7 – Partout dans le monde l’édifice juridico-formel de l’État est en voie d’être démantelé au nom du critère policier de l’efficacité, qui ne coïncide pas par hasard avec un idéal du management. Là où les fins font défaut, que reste-t-il comme finalité présentable que l’intensification infinie des moyens purs ? Purges d’ampleur soviétique, répression à balles réelles, incarcération de masse, « lutte contre le terrorisme », état d’urgence, « politique d’immigration », propagande éhontée, « lutte contre la drogue », massacres paramilitaires et citoyens, liquidations d’opposants sans élucidation prévue : ce n’est pas que « l’état d’exception devient la norme », c’est qu’une certaine forme de gouvernementalité se propage à vive allure à travers le monde.

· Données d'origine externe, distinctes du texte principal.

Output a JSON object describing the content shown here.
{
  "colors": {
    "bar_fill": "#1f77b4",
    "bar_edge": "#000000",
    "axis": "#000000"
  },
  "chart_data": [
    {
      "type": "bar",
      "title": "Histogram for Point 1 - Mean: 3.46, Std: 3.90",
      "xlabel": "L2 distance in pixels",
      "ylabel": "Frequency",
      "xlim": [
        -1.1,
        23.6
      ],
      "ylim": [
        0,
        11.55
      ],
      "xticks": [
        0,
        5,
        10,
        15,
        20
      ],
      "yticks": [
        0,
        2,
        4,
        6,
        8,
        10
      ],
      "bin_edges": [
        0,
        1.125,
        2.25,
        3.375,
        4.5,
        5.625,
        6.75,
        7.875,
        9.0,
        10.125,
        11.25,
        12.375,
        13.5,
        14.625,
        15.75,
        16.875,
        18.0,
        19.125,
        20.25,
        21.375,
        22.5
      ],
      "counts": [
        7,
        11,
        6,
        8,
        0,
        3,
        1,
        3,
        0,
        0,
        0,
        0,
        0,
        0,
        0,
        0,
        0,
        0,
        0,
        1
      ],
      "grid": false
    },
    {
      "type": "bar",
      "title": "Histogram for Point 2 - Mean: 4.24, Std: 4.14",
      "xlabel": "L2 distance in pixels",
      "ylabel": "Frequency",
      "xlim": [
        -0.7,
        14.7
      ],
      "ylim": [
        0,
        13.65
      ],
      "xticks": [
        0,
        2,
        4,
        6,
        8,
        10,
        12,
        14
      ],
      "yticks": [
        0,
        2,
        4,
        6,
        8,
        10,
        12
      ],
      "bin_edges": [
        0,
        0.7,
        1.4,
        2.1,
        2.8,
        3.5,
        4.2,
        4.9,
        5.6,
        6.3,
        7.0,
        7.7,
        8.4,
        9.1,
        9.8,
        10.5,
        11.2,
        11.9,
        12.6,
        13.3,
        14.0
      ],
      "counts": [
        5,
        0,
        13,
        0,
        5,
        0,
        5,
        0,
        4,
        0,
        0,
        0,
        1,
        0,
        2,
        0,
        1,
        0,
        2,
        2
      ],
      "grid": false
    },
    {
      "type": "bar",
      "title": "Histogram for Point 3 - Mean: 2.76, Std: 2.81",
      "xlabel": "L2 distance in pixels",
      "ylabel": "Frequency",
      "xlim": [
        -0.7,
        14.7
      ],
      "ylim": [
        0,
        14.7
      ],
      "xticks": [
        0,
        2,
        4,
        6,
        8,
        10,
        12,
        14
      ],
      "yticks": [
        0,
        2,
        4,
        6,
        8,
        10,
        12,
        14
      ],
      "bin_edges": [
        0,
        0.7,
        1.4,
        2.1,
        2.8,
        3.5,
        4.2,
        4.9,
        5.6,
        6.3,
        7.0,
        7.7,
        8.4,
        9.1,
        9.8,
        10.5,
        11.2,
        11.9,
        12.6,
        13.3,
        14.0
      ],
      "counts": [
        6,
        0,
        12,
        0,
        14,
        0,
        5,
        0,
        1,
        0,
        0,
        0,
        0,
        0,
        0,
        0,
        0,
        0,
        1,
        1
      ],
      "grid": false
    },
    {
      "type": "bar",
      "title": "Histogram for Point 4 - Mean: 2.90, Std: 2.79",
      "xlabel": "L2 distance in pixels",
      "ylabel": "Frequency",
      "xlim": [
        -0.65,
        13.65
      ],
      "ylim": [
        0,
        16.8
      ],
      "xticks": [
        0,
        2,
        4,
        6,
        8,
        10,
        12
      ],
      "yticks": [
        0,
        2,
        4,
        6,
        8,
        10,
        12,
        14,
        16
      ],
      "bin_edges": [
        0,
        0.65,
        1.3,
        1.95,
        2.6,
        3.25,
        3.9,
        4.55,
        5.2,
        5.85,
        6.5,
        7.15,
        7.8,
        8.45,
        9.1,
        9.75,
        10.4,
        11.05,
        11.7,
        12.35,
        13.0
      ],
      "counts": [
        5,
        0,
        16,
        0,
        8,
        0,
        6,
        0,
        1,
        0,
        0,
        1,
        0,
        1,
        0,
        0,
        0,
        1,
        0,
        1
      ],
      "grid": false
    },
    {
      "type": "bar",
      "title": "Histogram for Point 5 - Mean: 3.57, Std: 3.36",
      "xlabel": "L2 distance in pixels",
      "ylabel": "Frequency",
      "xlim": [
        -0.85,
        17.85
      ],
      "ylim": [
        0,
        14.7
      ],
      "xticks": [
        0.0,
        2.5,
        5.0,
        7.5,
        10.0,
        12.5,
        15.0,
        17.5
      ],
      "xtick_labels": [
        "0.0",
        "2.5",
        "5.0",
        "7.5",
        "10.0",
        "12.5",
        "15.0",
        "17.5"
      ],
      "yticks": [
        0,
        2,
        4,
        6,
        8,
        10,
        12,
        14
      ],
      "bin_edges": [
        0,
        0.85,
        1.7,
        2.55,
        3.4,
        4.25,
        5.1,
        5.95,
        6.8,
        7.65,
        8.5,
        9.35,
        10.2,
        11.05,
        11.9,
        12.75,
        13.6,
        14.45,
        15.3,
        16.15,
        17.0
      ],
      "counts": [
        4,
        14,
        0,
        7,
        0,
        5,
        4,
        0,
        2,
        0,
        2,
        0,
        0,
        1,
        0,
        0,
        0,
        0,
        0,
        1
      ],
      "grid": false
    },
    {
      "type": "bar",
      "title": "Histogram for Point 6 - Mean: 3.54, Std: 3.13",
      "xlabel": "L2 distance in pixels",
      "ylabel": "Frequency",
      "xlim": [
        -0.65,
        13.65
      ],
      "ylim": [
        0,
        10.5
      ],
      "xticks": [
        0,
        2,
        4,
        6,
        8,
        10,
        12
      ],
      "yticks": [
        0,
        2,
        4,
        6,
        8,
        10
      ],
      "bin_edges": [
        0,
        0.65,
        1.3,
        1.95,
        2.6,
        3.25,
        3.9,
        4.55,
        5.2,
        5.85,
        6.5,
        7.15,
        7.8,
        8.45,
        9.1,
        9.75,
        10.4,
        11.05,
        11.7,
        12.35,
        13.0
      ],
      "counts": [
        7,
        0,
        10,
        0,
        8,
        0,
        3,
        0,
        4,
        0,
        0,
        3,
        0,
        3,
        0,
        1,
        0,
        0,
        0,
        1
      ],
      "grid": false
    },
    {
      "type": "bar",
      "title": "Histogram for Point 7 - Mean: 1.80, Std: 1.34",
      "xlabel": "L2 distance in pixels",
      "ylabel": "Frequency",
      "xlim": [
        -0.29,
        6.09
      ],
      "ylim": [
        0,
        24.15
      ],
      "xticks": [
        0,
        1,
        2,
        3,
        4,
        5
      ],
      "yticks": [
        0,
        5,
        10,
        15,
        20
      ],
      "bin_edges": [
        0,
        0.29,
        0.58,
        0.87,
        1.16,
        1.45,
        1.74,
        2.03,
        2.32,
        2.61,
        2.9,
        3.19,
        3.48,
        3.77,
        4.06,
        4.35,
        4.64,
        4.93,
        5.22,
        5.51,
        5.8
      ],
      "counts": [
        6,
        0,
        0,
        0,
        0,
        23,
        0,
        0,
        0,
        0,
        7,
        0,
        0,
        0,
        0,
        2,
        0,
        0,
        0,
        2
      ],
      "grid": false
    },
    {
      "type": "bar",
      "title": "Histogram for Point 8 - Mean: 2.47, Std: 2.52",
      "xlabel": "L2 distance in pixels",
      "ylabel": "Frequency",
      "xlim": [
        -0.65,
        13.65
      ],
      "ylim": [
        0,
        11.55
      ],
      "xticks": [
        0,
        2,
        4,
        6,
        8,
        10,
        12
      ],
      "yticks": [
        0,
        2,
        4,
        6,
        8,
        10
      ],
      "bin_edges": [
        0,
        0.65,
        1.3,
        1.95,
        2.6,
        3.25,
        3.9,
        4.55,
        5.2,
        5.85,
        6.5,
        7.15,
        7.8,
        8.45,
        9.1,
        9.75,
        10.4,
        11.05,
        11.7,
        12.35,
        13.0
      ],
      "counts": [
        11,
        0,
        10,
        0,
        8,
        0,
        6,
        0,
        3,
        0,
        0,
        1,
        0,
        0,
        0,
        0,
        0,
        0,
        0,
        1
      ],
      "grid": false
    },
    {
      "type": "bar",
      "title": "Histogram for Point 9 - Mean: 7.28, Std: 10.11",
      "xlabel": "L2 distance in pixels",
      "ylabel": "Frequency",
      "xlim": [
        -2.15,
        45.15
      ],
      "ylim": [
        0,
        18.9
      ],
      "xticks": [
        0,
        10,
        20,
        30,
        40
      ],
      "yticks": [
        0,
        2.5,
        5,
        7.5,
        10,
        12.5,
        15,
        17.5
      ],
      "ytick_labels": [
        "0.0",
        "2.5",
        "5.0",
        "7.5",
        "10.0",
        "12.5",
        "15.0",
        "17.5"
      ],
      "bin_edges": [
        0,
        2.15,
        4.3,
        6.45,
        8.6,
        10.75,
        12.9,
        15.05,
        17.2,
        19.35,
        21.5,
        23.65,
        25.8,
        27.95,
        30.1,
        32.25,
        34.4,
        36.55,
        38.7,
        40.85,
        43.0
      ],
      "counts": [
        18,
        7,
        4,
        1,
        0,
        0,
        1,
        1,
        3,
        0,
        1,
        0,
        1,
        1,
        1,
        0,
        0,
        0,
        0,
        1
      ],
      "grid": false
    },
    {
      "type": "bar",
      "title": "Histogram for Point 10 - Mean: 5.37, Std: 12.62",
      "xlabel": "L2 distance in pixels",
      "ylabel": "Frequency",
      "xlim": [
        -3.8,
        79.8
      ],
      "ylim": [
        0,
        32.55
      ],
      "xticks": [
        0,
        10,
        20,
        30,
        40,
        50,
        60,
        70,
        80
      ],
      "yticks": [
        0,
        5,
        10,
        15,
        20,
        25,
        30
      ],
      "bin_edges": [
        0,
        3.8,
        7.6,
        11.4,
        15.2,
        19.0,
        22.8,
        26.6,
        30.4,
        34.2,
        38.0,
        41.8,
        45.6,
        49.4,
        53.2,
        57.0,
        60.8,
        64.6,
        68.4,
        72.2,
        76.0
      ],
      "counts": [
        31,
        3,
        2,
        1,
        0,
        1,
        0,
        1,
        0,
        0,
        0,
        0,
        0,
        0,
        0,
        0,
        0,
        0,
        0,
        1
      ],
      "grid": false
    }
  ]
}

Le président Duterte, le « Trump philippin », qui propose le nombre d’exécutions extra-judiciaires dans les rues du pays comme mesure de l’efficacité de sa politique, et incite les citoyens à se joindre d’enthousiasme au bain de sang, indique une voie en même temps qu’un nouveau paradigme de l’exercice du pouvoir, tout en « transgression ». Évidemment que le plus inquiétant dans ce paradigme philippin est qu’il y ait encore là des associations de défense des droits de l’homme qui s’interrogent publiquement si l’on ne serait pas en train de « sortir de l’État de droit ».

8 – La civilisation occidentale n’en finit plus de finir. Cela fait partie, depuis plus d’un siècle maintenant, de la torture qu’elle s’inflige à elle-même ; à tel point que même ses plus fanatiques partisans n’y tenaient plus. Ils ont donc voté pour Donald Trump en un immense « Qu’on en finisse ! ». Ils ont littéralement préféré une fin effroyable à un effroi sans fin. Ce qui s’exprime ici, c’est en même temps qu’un certain goût calviniste de l’apocalypse une volonté de catastrophe proprement occidentale. Il y a là une façon de céder au vertige, de cesser de se retenir, un besoin d’affrontement décisif, ou pour dire cela en termes théologiques une rupture du katechon qui sera suivi d’effets, bien au-delà des États-Unis.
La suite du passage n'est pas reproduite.